Une Cubaine qui publie sur Instagram sous le nom de LaSai DeLa Vida a enregistré une vidéo après 20 heures sans électricité à La Havane et a lancé une série de questions rhétoriques qui résument la vie quotidienne sous la dictature : est-ce normal de vivre en chassant les mouches, de s'endormir en sueur sans eau ou de crier sur un enfant qui demande à manger ?
La vidéo commence au moment où le courant revient. « Le courant vient de revenir après 20 heures à Apau, à La Havane, dans la province, je ne sais pas si vous vous rappelez ce qu'est le courant », déclare l'auteure avec un mélange d'ironie et d'épuisement.
Depuis ce point de départ, LaSai DeLa Vida déploie un récit des conditions que des millions de Cubains en sont venus à accepter comme partie intégrante de leur routine.

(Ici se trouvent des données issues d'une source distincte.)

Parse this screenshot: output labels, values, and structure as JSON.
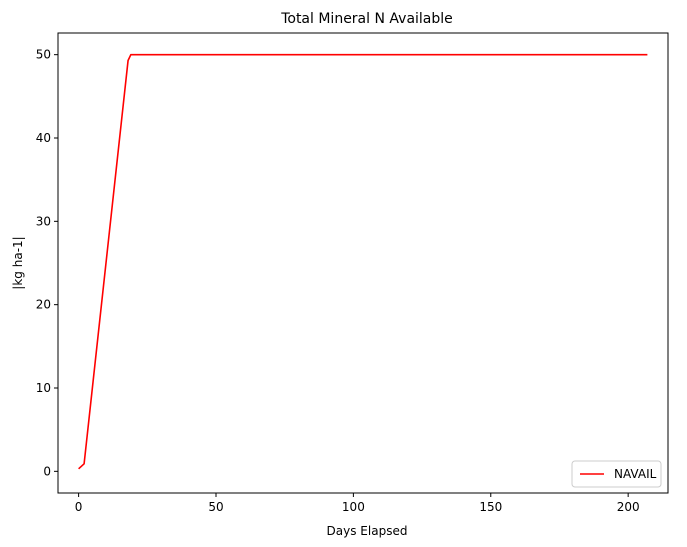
{
  "chart_data": {
    "type": "line",
    "title": "Total Mineral N Available",
    "xlabel": "Days Elapsed",
    "ylabel": "|kg ha-1|",
    "xlim": [
      -7.5,
      214.5
    ],
    "ylim": [
      -2.6,
      52.6
    ],
    "xticks": [
      0,
      50,
      100,
      150,
      200
    ],
    "yticks": [
      0,
      10,
      20,
      30,
      40,
      50
    ],
    "grid": false,
    "legend_position": "lower-right",
    "series": [
      {
        "name": "NAVAIL",
        "color": "#ff0000",
        "x": [
          0,
          2,
          18,
          19,
          20,
          50,
          100,
          150,
          207
        ],
        "y": [
          0.3,
          0.9,
          49.3,
          50.0,
          50.0,
          50.0,
          50.0,
          50.0,
          50.0
        ]
      }
    ]
  }
}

«Et tu crois qu'il est normal de vivre à chasser des mouches qui viennent de la poubelle d'en face ?», demande-t-il. «Et tu crois qu'il est normal de se coucher et de se lever chaque jour en sueur et sans pouvoir se laver parce que tu n'as même pas d'eau ?»
La dénonciation atteint son paroxysme politique lorsqu'elle souligne l'inégalité entre le peuple et ceux qui le gouvernent : « Et as-tu cru qu'il était normal que l'on voie tes os saillants et le ventre des dirigeants ? »
Il pointe également la dépendance aux envois de fonds et aux envois de l'étranger comme étant la seule planche de salut pour de nombreuses familles. « Et as-tu normalisé le fait que tes vêtements neufs soient ceux que t'ont laissés tes cousins du yuma quand ils viennent ? Et penses-tu qu'il est normal qu'un combo soit la seule solution pour une famille qui ne peut pas s'en sortir ? » demande-t-il.
L'un des moments les plus poignants de la vidéo est lorsqu'il décrit le désespoir des parents face à la faim de leurs enfants : « Et tu penses qu'il est normal de crier sur ton enfant quand il te dit qu'il a faim parce que la norme est qu'il n'y ait pas assez de pain ? ».
À la fin, l'auteure aborde la répression politique avec la même naturel avec lequel elle décrit la pénurie. « Tu te crois un ver parce que tu dis la vérité, parce que tu penses différemment », affirme-t-elle. Et elle ajoute : « Il y a aussi ceux qui préfèrent rester silencieux parce que nous avons déjà normalisé le fait qu'exprimer librement ses pensées peut signifier disparaître ».
Le vidéo se produit au pire moment de la crise électrique à Cuba en 2026, lorsque les coupures de courant dépassent les 20 à 22 heures par jour, laissant la population avec à peine une heure et demie à quatre heures d'électricité par jour.
La crise énergétique se superpose à une urgence alimentaire documentée. L'Observatoire cubain des droits humains a rapporté que le 89 % des Cubains vivent dans une pauvreté extrême et que sept sur dix ont cessé de prendre le petit déjeuner, le déjeuner ou le dîner faute d'argent ou de nourriture.
Le vidéo de LaSai DeLa Vida n'est pas un cas isolé. En mai dernier, une autre mère cubaine a publié une vidéo virale dans laquelle elle disait : « La faim nous tue, la misère nous tue ». De plus, la cubaine Rosy Wanderlust a accumulé plus de 45 000 likes avec un témoignage dans lequel elle affirmait que à Cuba, ils n'ont pas le droit d'être heureux.